Lembrei-me de um episódio quando eu, o Pedro e o Bernardo fomos tocar a Macau. Durante essa altura eu parti o tendão de aquiles. Um dos episódios mais caricatos aconteceu em Hong Kong. Havia distâncias muito grandes no aeroporto, portanto, não podia andar de muletas e tiveram que me arranjar uma cadeira de rodas, ao que o Bernardo decidiu fazer um rali comigo e começou a correr enquanto me empurrava (risos). Contado pode não ter tanta piada, mas só a memória do Bernardo me ter utilizado para fazer um rali no aeroporto… é um episódio delicioso.
Desde as suas colaborações com Sassetti, Piano a 4 mãos (2003) e Grândolas – Seis Canções e Dois Pianos nos Trinta Anos de Abril (2004), já passaram vinte anos. Sente que desde então o jazz tem vindo a mudar?
Este é um estilo musical que está em constante evolução e, em Portugal, isso então é particularmente notável. Há uma nova geração jovem que está melhor preparada e existem cada vez mais músicos talentosos. Isto, para mim, é uma alegria. Aquela coisa de conhecer as caras de todos os músicos que tocam bem, que era o que acontecia há uns 20 anos atrás, deixou de acontecer. Vivemos momentos em que podemos descobrir músicos talentosos em qualquer lugar, há sempre uma surpresa ao virar da esquina. Acredito que estamos a passar uma fase muito encorajadora da música português.
Para si, é importante manter-se atualizado com as novidades e o que está a ser lançado neste estilo musical?
Acho que é muito importante e sinto que é algo que deva fazer, mas às vezes falho (risos). Há malta nova que não conheço porque já não tenho o hábito de ir a clubes ouvir malta a tocar. Portanto, às vezes envergonho-me um bocado quando conheço ou ouço alguém e penso «é uma falha grave ainda não ter ouvido isto». Mas é algo que faz parte, vou tentando estar a par o mais possível dos novos talentos.
Existe algum jovem artista que gostaria de destacar?
Existem muitos, mas tenho medo de começar a falar e deixar alguns nomes de fora. Mas existem muitos que me impressionam nos mais diferentes instrumentos, como o contrabaixo, bateria, piano, trompete, trombone… Recentemente, toquei com a Orquestra de Matosinhos, onde interpretámos algumas músicas minhas. Já tinha tocado este espólio com outro grupo e existe uma música que tem uma parte de trombone muito difícil. Quando fomos tocar esse tema, um mês depois de termos começado a ensaiar, levantou-se um miúdo, que eu nunca tinha ouvido, para fazer o solo e fiquei impressionado. Como é possível… (risos) Depois tive a oportunidade de falar com ele e perceber que tinha começado a estudar em Nova Iorque. Isto é algo que está sempre a acontecer e é muito bom sinal.
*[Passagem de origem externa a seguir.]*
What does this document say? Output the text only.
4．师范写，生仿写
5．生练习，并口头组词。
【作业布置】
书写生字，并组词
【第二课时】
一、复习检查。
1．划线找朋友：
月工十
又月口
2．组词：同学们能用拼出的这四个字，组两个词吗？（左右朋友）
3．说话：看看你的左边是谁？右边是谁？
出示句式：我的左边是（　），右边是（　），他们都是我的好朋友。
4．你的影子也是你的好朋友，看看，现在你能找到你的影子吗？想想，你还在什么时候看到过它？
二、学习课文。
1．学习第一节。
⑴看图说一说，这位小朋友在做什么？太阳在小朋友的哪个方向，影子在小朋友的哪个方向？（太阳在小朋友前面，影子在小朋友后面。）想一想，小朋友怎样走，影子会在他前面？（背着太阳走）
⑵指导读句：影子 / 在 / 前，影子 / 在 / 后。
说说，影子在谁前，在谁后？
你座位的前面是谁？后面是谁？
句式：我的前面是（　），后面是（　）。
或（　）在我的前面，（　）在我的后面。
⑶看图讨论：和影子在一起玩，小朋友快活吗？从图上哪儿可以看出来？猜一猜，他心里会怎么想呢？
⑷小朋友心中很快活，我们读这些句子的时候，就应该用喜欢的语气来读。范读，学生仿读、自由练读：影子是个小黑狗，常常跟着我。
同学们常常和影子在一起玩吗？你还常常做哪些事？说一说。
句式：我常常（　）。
Já que estamos a falar de novos talentos, quem também vai participar neste tributo é o João Barradas. Quão importante é ter um músico tão promissor como este num tributo a um músico que ofereceu tanto à música portuguesa?
O João é um músico e um acordeonista incrível e muito eclético, capaz de tocar clássico, jazz e tem uma capacidade para tocar este instrumento elétrico com uma capacidade que não encontro em mais ninguém. Ele é um grande músico e espero que, no futuro, possamos ouvir muito mais sobre ele, numa altura em que já ouvimos falar bastante bem dele porque ele é muito, muito bom.
Antes de terminar, existe alguma palavra que gostaria de dedicar às pessoas que ainda não estão convencidas a ver este tributo?
Acredito que as pessoas devem ver e ouvir aquilo que lhes apetece, mas aquilo que às vezes acontece é que as pessoas julgam que não gostam de jazz, mas pouco conhecem. Aliás, neste concerto eu e o Pedro Burmester vamos estar presentes em dois universos diferentes porque, além do jazz, vamos também tocar temas do Bernardo que estão mais inseridos na música clássica. Também vamos tocar músicas do compositor argentino Astor Piazzolla, uma peça minha… Portanto, o que tenho a dizer é que as pessoas devem manter o seu espírito aberto, assim como a vontade de conhecer música nova. É sempre bom.
E do reportório que tem em conjunto com Sassetti? Não vai tocar nada do Abril a Quatro Mãos?
Por acaso, não. Nem uma. Vamos tocar outras peças do Bernardo, mesmo que não sejam das mais populares e que nem todas as pessoas conhecem, mas quero acreditar que vai valer muito a pena.